Pipeline Builder
Volley uses Rust’s type system to enforce valid pipeline construction at compile time. Invalid pipelines (like calling .aggregate() on an unkeyed stream) are caught by the compiler, not at runtime.
Type Progression
StreamExecutionEnvironment --> DataStream --> KeyedStream --> WindowedKeyedStream
| | | |
from_source() filter() key_by() window()
from_iter() map() aggregate_expr()
from_kafka() flat_map()
filter_expr()
select_expr()
apply_operator()
Each builder method returns a different type:
| Type | Meaning | Available Operations |
|---|---|---|
DataStream | Unkeyed stream | filter, filter_expr, map, flat_map, select_expr, apply_operator, key_by, to_sink, collect, with_tracing, with_observability |
KeyedStream | Partitioned by key | window, aggregate_expr, to_sink, collect, with_tracing, with_observability |
WindowedKeyedStream | Keyed + windowed | aggregate_expr |
You can call .aggregate_expr() on both KeyedStream (global aggregation) and WindowedKeyedStream (windowed aggregation). Closure-based operators (filter, map, flat_map) remain alongside expression-based operators.
Example
#![allow(unused)]
fn main() {
StreamExecutionEnvironment::new()
// Returns DataStream
.from_iter(events)
// Still DataStream — vectorized filter
.filter_expr(col("amount").gt(lit(100)))
// Returns KeyedStream
.key_by(col("user_id"))
// Returns WindowedKeyedStream
.window(TumblingWindows::of(Duration::from_secs(60)))

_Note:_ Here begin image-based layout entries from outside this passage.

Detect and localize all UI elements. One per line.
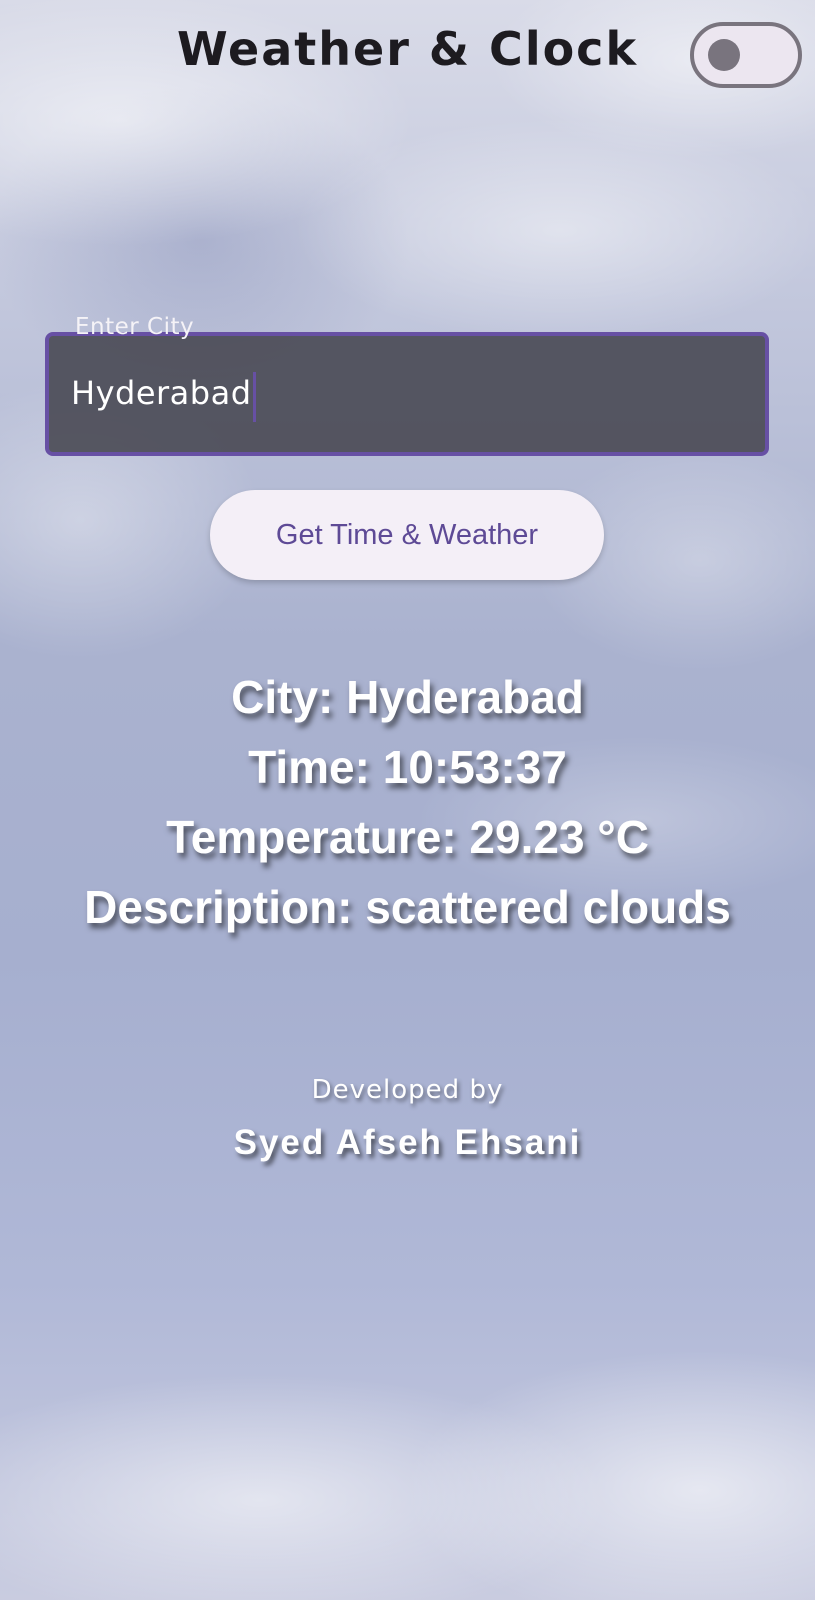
- city-field-label: Enter City: [75, 314, 195, 340]
- credit-caption: Developed by: [311, 1075, 504, 1105]
- result-description: Description: scattered clouds: [84, 881, 731, 933]
- credits: Developed by Syed Afseh Ehsani: [0, 1075, 815, 1163]
- app-screen: Weather & Clock Enter City Get Time & We…: [0, 0, 815, 1600]
- toggle-thumb: [708, 39, 740, 71]
- result-city: City: Hyderabad: [231, 671, 584, 723]
- weather-results: City: Hyderabad Time: 10:53:37 Temperatu…: [0, 662, 815, 942]
- city-input[interactable]: [71, 368, 731, 418]
- result-temperature: Temperature: 29.23 °C: [166, 811, 649, 863]
- text-caret: [253, 372, 256, 422]
- get-time-weather-button[interactable]: Get Time & Weather: [210, 490, 604, 580]
- city-field[interactable]: Enter City: [45, 314, 769, 456]
- developer-name: Syed Afseh Ehsani: [233, 1123, 582, 1162]
- theme-toggle[interactable]: [690, 22, 802, 88]
- result-time: Time: 10:53:37: [248, 741, 567, 793]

// Consumes WindowedKeyedStream, returns DataStream
.aggregate_expr(sum(col("amount")), state_backend)
// Attach sink
.collect()
// Execute the pipeline
.execute("my-job")
.await?;
}
Parallelism
Set the parallelism level on the environment. After .key_by(), records are hash-partitioned across N parallel operator instances:
#![allow(unused)]
fn main() {
StreamExecutionEnvironment::new()
.set_parallelism(4)
.from_source(...)
// ...
}
Each parallel instance has its own state namespace. Checkpoint barriers are aligned across all partitions.